Настроение у тети Киры чаще всего не блистало, поскольку кровать ее, по Маняшиному наблюдению, стояла неправильно: у правой стены изголовьем к окну. Окно выходило на восточную сторону, и поднималась тетка с кровати,
В одно не прекрасное утро властная левая нога притащила хмурую, плохо выспавшуюся тетю Киру в комнату племянницы, где обнаружились колбасные и сырные остатки ночного пиршества. Тетка жутко обозлилась и с тех пор стала забирать деньги Маняши в день получки, чтобы «жирдяйка» не имела возможности покупать еду по своему усмотрению. Деньги с тех пор распределялись по нужде Маняшиных мелких личных покупок, а часть шла на коммунальные выплаты, текущий ремонт и прочие расходы, которые родственницы делили строго наполовину.
Критически оглядев гардероб племянницы, тетя Кира заявила, что его надо менять решительно и радикально, потому что «…вкус у тебя, Мария Николаевна, отсутствует напрочь». Собрала платья в охапку вместе с плечиками и выкинула на пол:
— На помойку. — Отложила из пачки общих денег солидную сумму: — А это — для твоего нового имиджа.
Денег она не вручила, чем дала понять, что создание имиджа племяннице не доверено.
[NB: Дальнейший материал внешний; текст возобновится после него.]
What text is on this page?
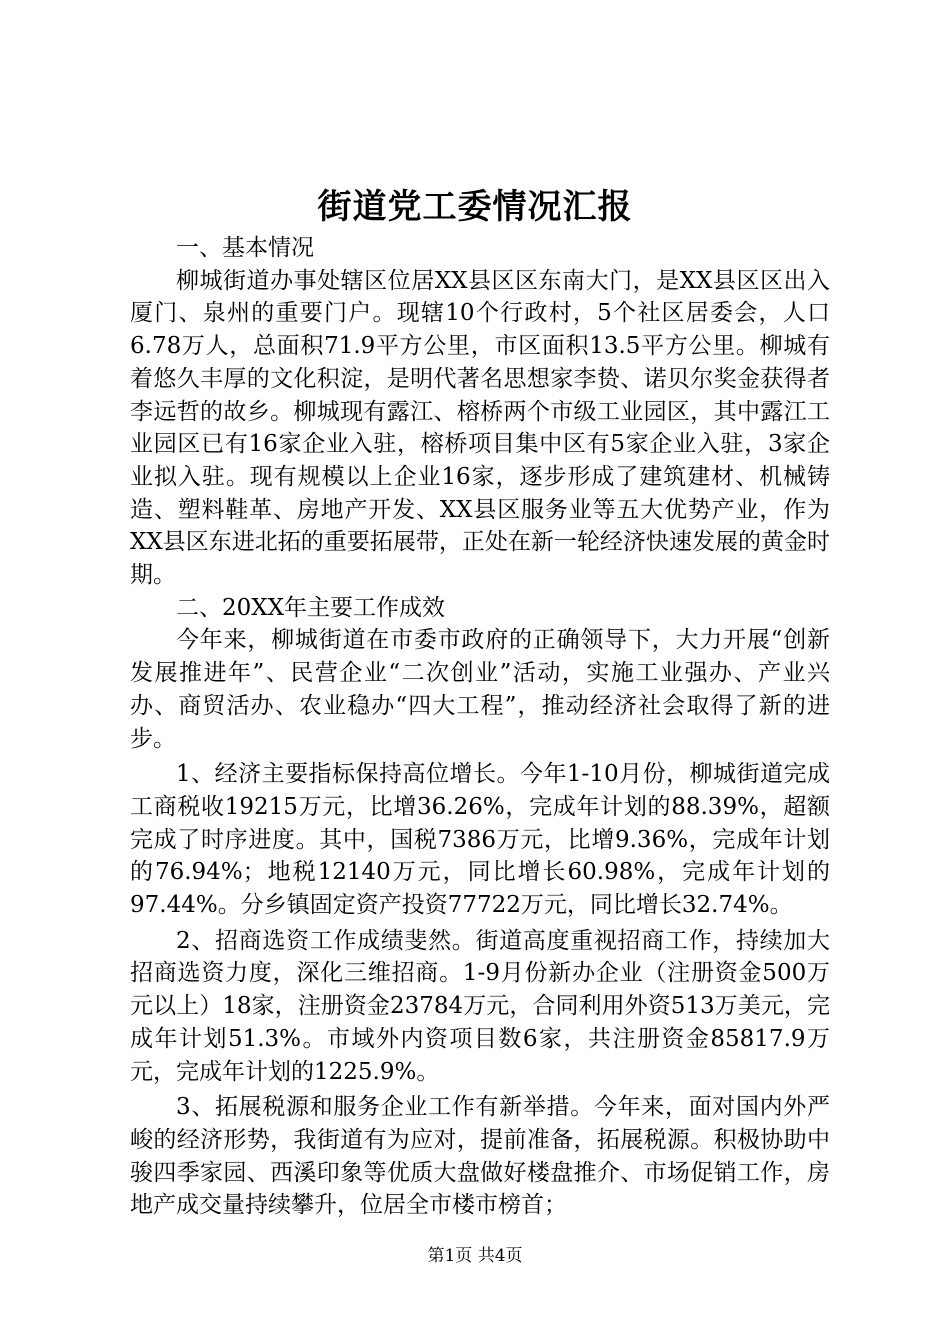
街道党工委情况汇报

一、基本情况

柳城街道办事处辖区位居XX县区区东南大门，是XX县区区出入厦门、泉州的重要门户。现辖10个行政村，5个社区居委会，人口6.78万人，总面积71.9平方公里，市区面积13.5平方公里。柳城有着悠久丰厚的文化积淀，是明代著名思想家李贽、诺贝尔奖金获得者李远哲的故乡。柳城现有露江、榕桥两个市级工业园区，其中露江工业园区已有16家企业入驻，榕桥项目集中区有5家企业入驻，3家企业拟入驻。现有规模以上企业16家，逐步形成了建筑建材、机械铸造、塑料鞋革、房地产开发、XX县区服务业等五大优势产业，作为XX县区东进北拓的重要拓展带，正处在新一轮经济快速发展的黄金时期。

二、20XX年主要工作成效

今年来，柳城街道在市委市政府的正确领导下，大力开展“创新发展推进年”、民营企业“二次创业”活动，实施工业强办、产业兴办、商贸活办、农业稳办“四大工程”，推动经济社会取得了新的进步。

1、经济主要指标保持高位增长。今年1-10月份，柳城街道完成工商税收19215万元，比增36.26%，完成年计划的88.39%，超额完成了时序进度。其中，国税7386万元，比增9.36%，完成年计划的76.94%；地税12140万元，同比增长60.98%，完成年计划的97.44%。分乡镇固定资产投资77722万元，同比增长32.74%。

2、招商选资工作成绩斐然。街道高度重视招商工作，持续加大招商选资力度，深化三维招商。1-9月份新办企业（注册资金500万元以上）18家，注册资金23784万元，合同利用外资513万美元，完成年计划51.3%。市域外内资项目数6家，共注册资金85817.9万元，完成年计划的1225.9%。

3、拓展税源和服务企业工作有新举措。今年来，面对国内外严峻的经济形势，我街道有为应对，提前准备，拓展税源。积极协助中骏四季家园、西溪印象等优质大盘做好楼盘推介、市场促销工作，房地产成交量持续攀升，位居全市楼市榜首；

第1页 共4页
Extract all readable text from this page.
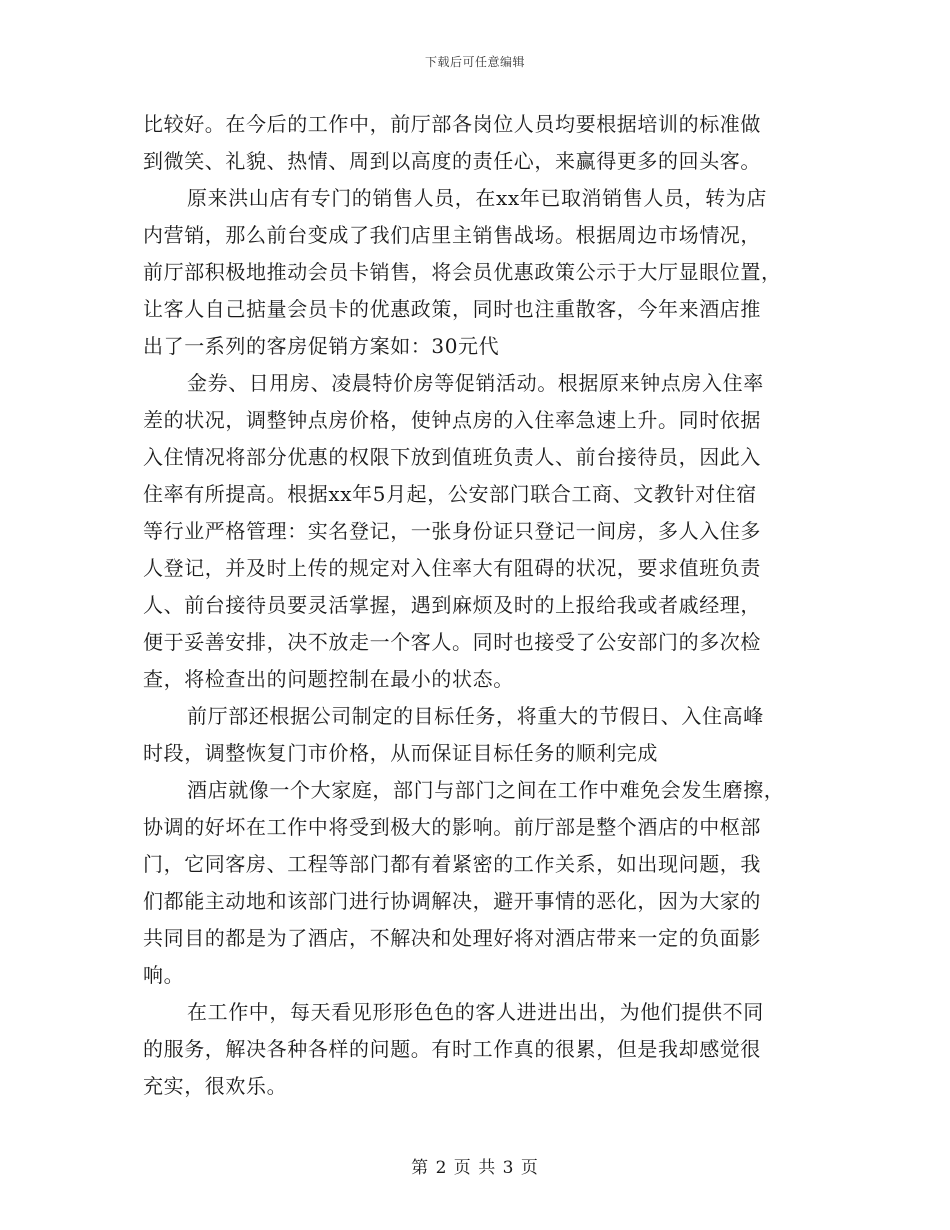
下载后可任意编辑
比较好。在今后的工作中，前厅部各岗位人员均要根据培训的标准做
到微笑、礼貌、热情、周到以高度的责任心，来赢得更多的回头客。
原来洪山店有专门的销售人员，在xx年已取消销售人员，转为店
内营销，那么前台变成了我们店里主销售战场。根据周边市场情况，
前厅部积极地推动会员卡销售，将会员优惠政策公示于大厅显眼位置，
让客人自己掂量会员卡的优惠政策，同时也注重散客，今年来酒店推
出了一系列的客房促销方案如：30元代
金券、日用房、凌晨特价房等促销活动。根据原来钟点房入住率
差的状况，调整钟点房价格，使钟点房的入住率急速上升。同时依据
入住情况将部分优惠的权限下放到值班负责人、前台接待员，因此入
住率有所提高。根据xx年5月起，公安部门联合工商、文教针对住宿
等行业严格管理：实名登记，一张身份证只登记一间房，多人入住多
人登记，并及时上传的规定对入住率大有阻碍的状况，要求值班负责
人、前台接待员要灵活掌握，遇到麻烦及时的上报给我或者戚经理，
便于妥善安排，决不放走一个客人。同时也接受了公安部门的多次检
查，将检查出的问题控制在最小的状态。
前厅部还根据公司制定的目标任务，将重大的节假日、入住高峰
时段，调整恢复门市价格，从而保证目标任务的顺利完成
酒店就像一个大家庭，部门与部门之间在工作中难免会发生磨擦，
协调的好坏在工作中将受到极大的影响。前厅部是整个酒店的中枢部
门，它同客房、工程等部门都有着紧密的工作关系，如出现问题，我
们都能主动地和该部门进行协调解决，避开事情的恶化，因为大家的
共同目的都是为了酒店，不解决和处理好将对酒店带来一定的负面影
响。
在工作中，每天看见形形色色的客人进进出出，为他们提供不同
的服务，解决各种各样的问题。有时工作真的很累，但是我却感觉很
充实，很欢乐。
第 2 页 共 3 页
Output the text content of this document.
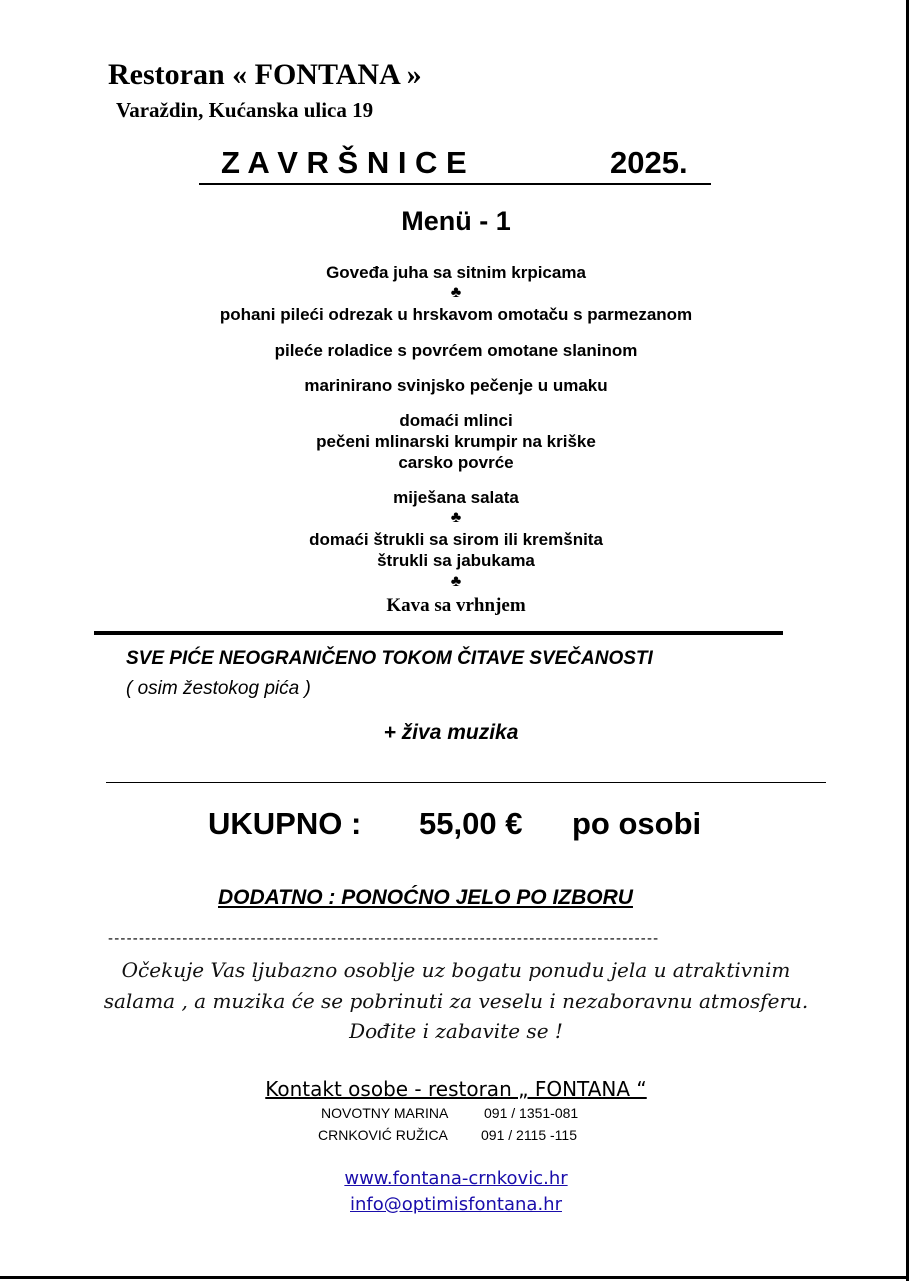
Restoran « FONTANA »
Varaždin, Kućanska ulica 19
Z A V R Š N I C E	2025.
Menü - 1
Goveđa juha sa sitnim krpicama
♣
pohani pileći odrezak u hrskavom omotaču s parmezanom
pileće roladice s povrćem omotane slaninom
marinirano svinjsko pečenje u umaku
domaći mlinci
pečeni mlinarski krumpir na kriške
carsko povrće
miješana salata
♣
domaći štrukli sa sirom ili kremšnita
štrukli sa jabukama
♣
Kava sa vrhnjem
SVE PIĆE NEOGRANIČENO TOKOM ČITAVE SVEČANOSTI
( osim žestokog pića )
+ živa muzika
UKUPNO : 55,00 € po osobi
DODATNO : PONOĆNO JELO PO IZBORU
-----------------------------------------------------------------------------------------
Očekuje Vas ljubazno osoblje uz bogatu ponudu jela u atraktivnim
salama , a muzika će se pobrinuti za veselu i nezaboravnu atmosferu.
Dođite i zabavite se !
Kontakt osobe - restoran „ FONTANA “
NOVOTNY MARINA	091 / 1351-081
CRNKOVIĆ RUŽICA 091 / 2115 -115
www.fontana-crnkovic.hr
info@optimisfontana.hr
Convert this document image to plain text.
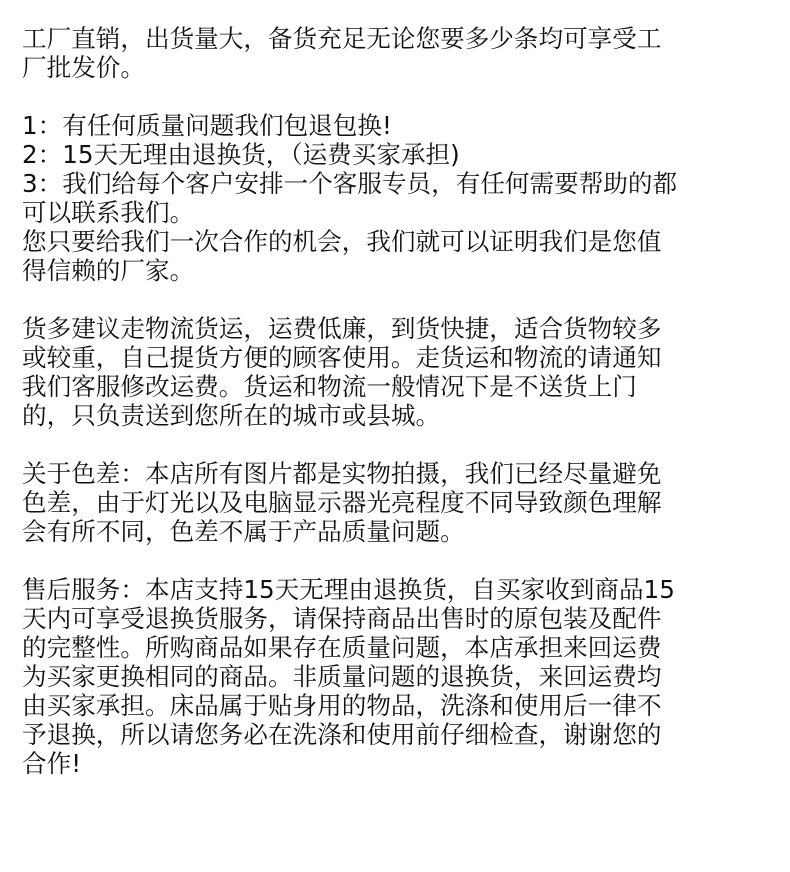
工厂直销，出货量大，备货充足无论您要多少条均可享受工
厂批发价。
1：有任何质量问题我们包退包换!
2：15天无理由退换货，（运费买家承担)
3：我们给每个客户安排一个客服专员，有任何需要帮助的都
可以联系我们。
您只要给我们一次合作的机会，我们就可以证明我们是您值
得信赖的厂家。
货多建议走物流货运，运费低廉，到货快捷，适合货物较多
或较重，自己提货方便的顾客使用。走货运和物流的请通知
我们客服修改运费。货运和物流一般情况下是不送货上门
的，只负责送到您所在的城市或县城。
关于色差：本店所有图片都是实物拍摄，我们已经尽量避免
色差，由于灯光以及电脑显示器光亮程度不同导致颜色理解
会有所不同，色差不属于产品质量问题。
售后服务：本店支持15天无理由退换货，自买家收到商品15
天内可享受退换货服务，请保持商品出售时的原包装及配件
的完整性。所购商品如果存在质量问题，本店承担来回运费
为买家更换相同的商品。非质量问题的退换货，来回运费均
由买家承担。床品属于贴身用的物品，洗涤和使用后一律不
予退换，所以请您务必在洗涤和使用前仔细检查，谢谢您的
合作!
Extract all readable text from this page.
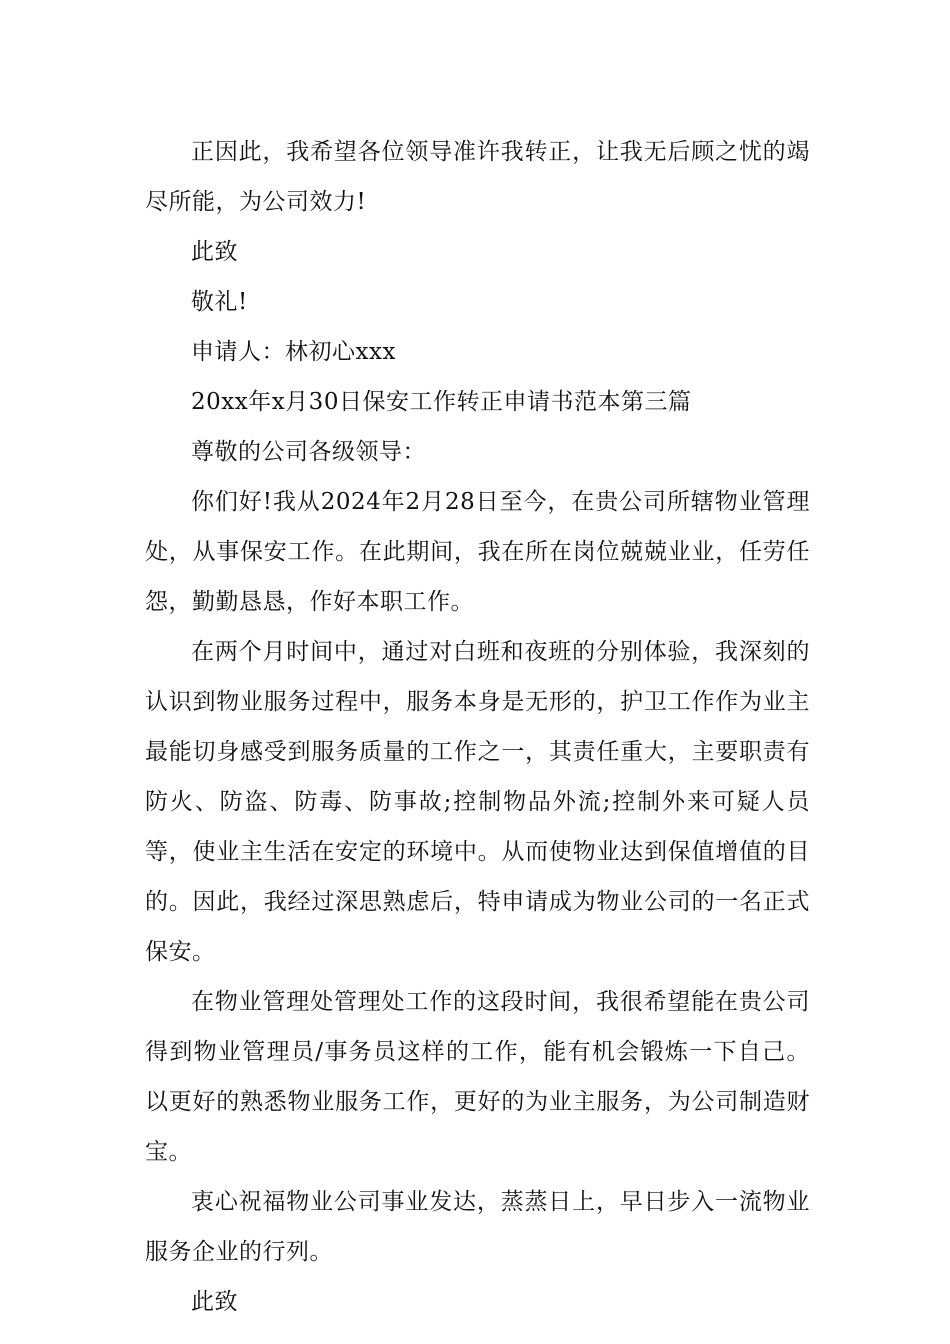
正因此，我希望各位领导准许我转正，让我无后顾之忧的竭尽所能，为公司效力!

此致

敬礼!

申请人：林初心xxx

20xx年x月30日保安工作转正申请书范本第三篇

尊敬的公司各级领导：

你们好!我从2024年2月28日至今，在贵公司所辖物业管理处，从事保安工作。在此期间，我在所在岗位兢兢业业，任劳任怨，勤勤恳恳，作好本职工作。

在两个月时间中，通过对白班和夜班的分别体验，我深刻的认识到物业服务过程中，服务本身是无形的，护卫工作作为业主最能切身感受到服务质量的工作之一，其责任重大，主要职责有防火、防盗、防毒、防事故;控制物品外流;控制外来可疑人员等，使业主生活在安定的环境中。从而使物业达到保值增值的目的。因此，我经过深思熟虑后，特申请成为物业公司的一名正式保安。

在物业管理处管理处工作的这段时间，我很希望能在贵公司得到物业管理员/事务员这样的工作，能有机会锻炼一下自己。以更好的熟悉物业服务工作，更好的为业主服务，为公司制造财宝。

衷心祝福物业公司事业发达，蒸蒸日上，早日步入一流物业服务企业的行列。

此致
В субботу они отправились на вещевой рынок, где без толку проболтались почти весь день, и лишь под вечер разыскали магазин «Великан», предлагающий одежду людям с нестандартными габаритами.
После изнурительных примерок тетя Кира купила Маняше дорогой шерстяной костюм черного цвета с балахонистым пиджаком, темно-серое трикотажное платье прямого покроя с маленьким воротником-косичкой и коричневое, в рубчик, старушечье пальто.
Пиджак висел мешком, длинная юбка крутилась в поясе и прилипала к лодыжкам. Платье без всякого намека на талию как будто специально расширялось в этой все же по-девичьи излучистой области Маняшиного пухлого тела и делало его абсолютно бесформенным. Пальто Маняша как надела, так быстренько и сняла, чтобы не расплакаться.
Тетя Кира раскраснелась от примерочного ража и, обдергав одежду на Маняше, переметнула взгляд в зеркале со сдобной фигуры племянницы на свою поджарую. В полном удовлетворении открыла в улыбке свой избыточный зубной комплект — сочла, что наконец-то ее подопечная выглядит почти comme il faut. Это французское словосочетание было любимым теткиным определением всего, что казалось ей «приличным».
За ужином, поддавшись наплыву бурной сентиментальности, тетя Кира поведала о трех пылающих страстью мужчинах своей жизни. Любови были односторонние. То есть тетя Кира участвовала в них как бы опосредованно, играя роль изящного и тонкого во всех отношениях божества, перед которым млела и трепетала сильная половина человечества. О том, куда мужчины подевались один за другим, тетка не сказала. Маняша не осмелилась спросить, а небрежно брошенная фраза смутила ее до слез:
— Ну, тебе-то с твоими формами, Мария Николаевна, о таком и не мечтать…
Минуты благорасположения у тети Киры выдавались редко. Все остальное время она вмешивалась в любые дела, беззастенчиво рылась в сумках и мусорном ведре в поисках свидетельств Маняшиного чревоугодия и упражнялась в чтении лекций на тему здорового образа жизни. Образ этот, на ее взгляд, заключался в ограничении всех естественных потребностей. Наглядным пособием педантизма, включенного в понятие ЗОЖ, была стопка теткиных панталон, целомудренную белизну которых познало лишь неутомимое и горячее, но безнадежно импотентное острие утюга.